6. The results section (Page 12) mentions that the study by Miró et al. [39] found an association between COVID-19 vaccination and "an increase in hospitalizations," yet also reports lower in-hospital mortality. The discussion (Page 17) mentions this "heterogeneity of results" but does not critically analyze it. Please provide a more in-depth discussion of this and any other contradictory findings. What factors (e.g., study design, patient characteristics, definitions of outcomes) might explain these discrepancies?
Author Response
Reviewer #2
- The manuscript states the final literature search was conducted on "January 11, 2026," and the protocol was registered on the same future date. This is chronologically impossible. Please explain this discrepancy and provide the actual, correct dates for the literature search and protocol registration.
- Dear Reviewer, thank you for your valuable observation. The protocol registration date is correct and was completed on January 11, 2026. However, the final literature search was conducted through February 11, 2026. This discrepancy was due to a drafting error, which has now been corrected in the revised version of the manuscript.

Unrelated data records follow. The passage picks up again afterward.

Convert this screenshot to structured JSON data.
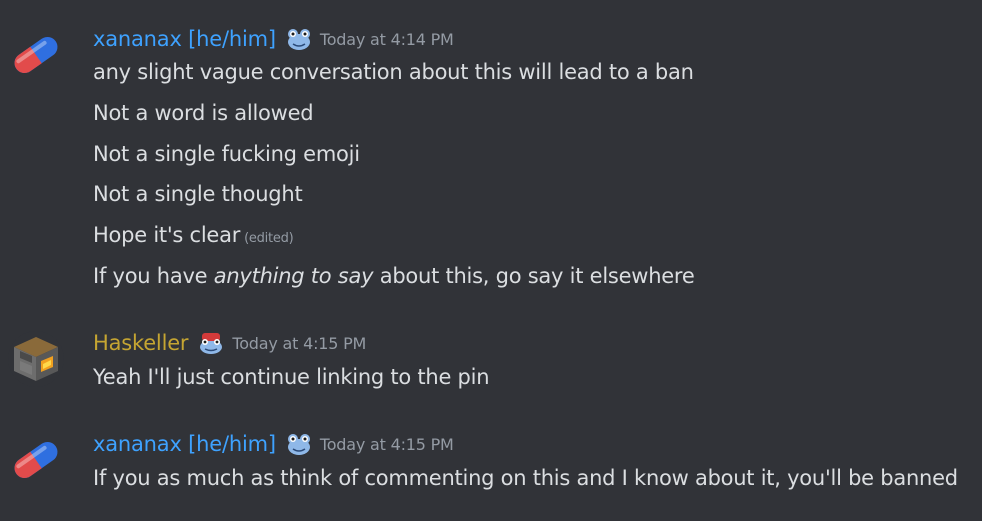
{
  "colors": {
    "background": "#313338",
    "text": "#dbdee1",
    "muted": "#949ba4",
    "username_blue": "#3ea2ff",
    "username_gold": "#c5a532"
  },
  "messages": [
    {
      "author": "xananax [he/him]",
      "avatar_icon": "pill-capsule-icon",
      "role_icon": "frog-icon",
      "timestamp": "Today at 4:14 PM",
      "lines": {
        "l1": "any slight vague conversation about this will lead to a ban",
        "l2": "Not a word is allowed",
        "l3": "Not a single fucking emoji",
        "l4": "Not a single thought",
        "l5": "Hope it's clear",
        "l5_edited": "(edited)",
        "l6_pre": "If you have ",
        "l6_em": "anything to say",
        "l6_post": " about this, go say it elsewhere"
      }
    },
    {
      "author": "Haskeller",
      "avatar_icon": "furnace-block-icon",
      "role_icon": "frog-red-hat-icon",
      "timestamp": "Today at 4:15 PM",
      "lines": {
        "l1": "Yeah I'll just continue linking to the pin"
      }
    },
    {
      "author": "xananax [he/him]",
      "avatar_icon": "pill-capsule-icon",
      "role_icon": "frog-icon",
      "timestamp": "Today at 4:15 PM",
      "lines": {
        "l1": "If you as much as think of commenting on this and I know about it, you'll be banned"
      }
    }
  ]
}
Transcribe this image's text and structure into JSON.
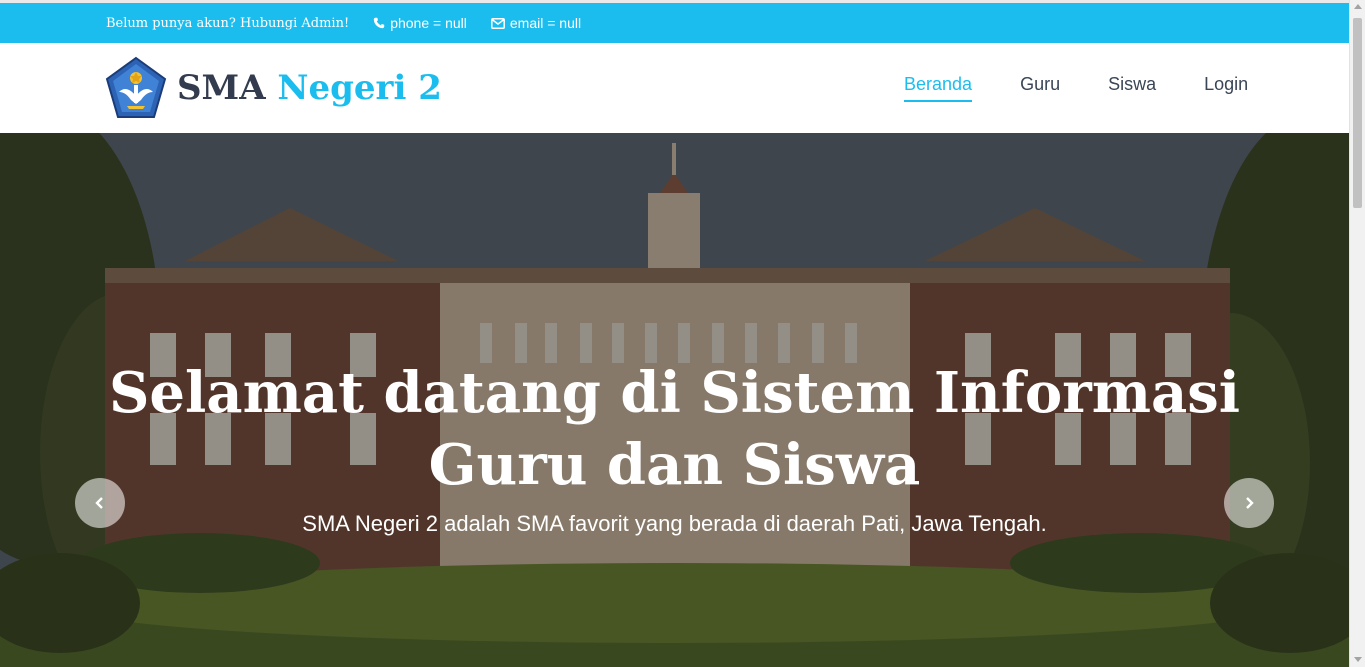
{
  "topbar": {
    "hint": "Belum punya akun? Hubungi Admin!",
    "phone": "phone = null",
    "email": "email = null",
    "phone_icon": "phone-icon",
    "email_icon": "envelope-icon"
  },
  "brand": {
    "part1": "SMA",
    "part2": "Negeri 2",
    "logo_icon": "school-emblem-icon"
  },
  "nav": {
    "items": [
      {
        "label": "Beranda",
        "active": true
      },
      {
        "label": "Guru",
        "active": false
      },
      {
        "label": "Siswa",
        "active": false
      },
      {
        "label": "Login",
        "active": false
      }
    ]
  },
  "hero": {
    "title_line1": "Selamat datang di Sistem Informasi",
    "title_line2": "Guru dan Siswa",
    "subtitle": "SMA Negeri 2 adalah SMA favorit yang berada di daerah Pati, Jawa Tengah.",
    "prev_icon": "chevron-left-icon",
    "next_icon": "chevron-right-icon"
  },
  "colors": {
    "accent": "#1bbdee",
    "brand_dark": "#333c4e",
    "nav_text": "#3a4556"
  }
}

- Please verify that all dates throughout the manuscript, including study periods and follow-up times, are accurate and have been thoroughly checked.
- Thank you for this observation. All dates throughout the manuscript, including study periods and follow-up times, have been carefully reviewed and corrected where necessary. Additionally, to improve consistency and clarity across tables, follow-up data have been standardized by reporting only the duration in years for each study.
- There is an inconsistency in the number of studies reported. The abstract mentions 26 studies, the text initially states 25 studies were included, but the sum of studies described per vaccine (2 RSV + 1 Pneumococcal + 18 Influenza + 5 COVID-19) totals 26. Please clarify the exact final number of studies included in this review.
- Thank you for your observation. This inconsistency resulted from a drafting error. The final number of included studies is 25. Although 26 studies were initially counted, the study by Miró et al. [39] reports results for two vaccine types (influenza and COVID-19), which led to double counting. This issue has been corrected and clarified in the manuscript.
- Table 5 (Page 12) is titled "Characteristics and effects of Influenza Vaccines in older adults," but the content clearly refers to COVID-19 studies. Please correct this title accordingly.
- Thank you for your observation. The title of Table 5 has been revised to accurately reflect its content.
- The data columns in Table 1 (Page 6) are misaligned, making the results difficult to interpret. Please reformat this table for clarity.
- Thank you for your observation. Table 1 and 2 has been reformatted to improve column alignment and enhance the clarity and interpretability of the data.
- The results section (Page 12) mentions that the study by Miró et al. [39] found an association between COVID-19 vaccination and "an increase in hospitalizations," yet also reports lower in-hospital mortality. The discussion (Page 17) mentions this "heterogeneity of results" but does not critically analyze it. Please provide a more in-depth discussion of this and any other contradictory findings. What factors (e.g., study design, patient characteristics, definitions of outcomes) might explain these discrepancies?
- Thank you for your comment. A detailed review of the study by Miró et al. [39] was conducted, and an additional paragraph has been incorporated into the Discussion section (page 18) to provide a more in-depth analysis of these apparently contradictory findings. This analysis considers potential explanatory factors, including differences in study design, patient characteristics, indication bias, and variability in outcome definitions, particularly regarding hospitalizations.
Round 2
Reviewer 2 Report
Comments and Suggestions for AuthorsI’m comfortable with the author’s revisions and have nothing further to add.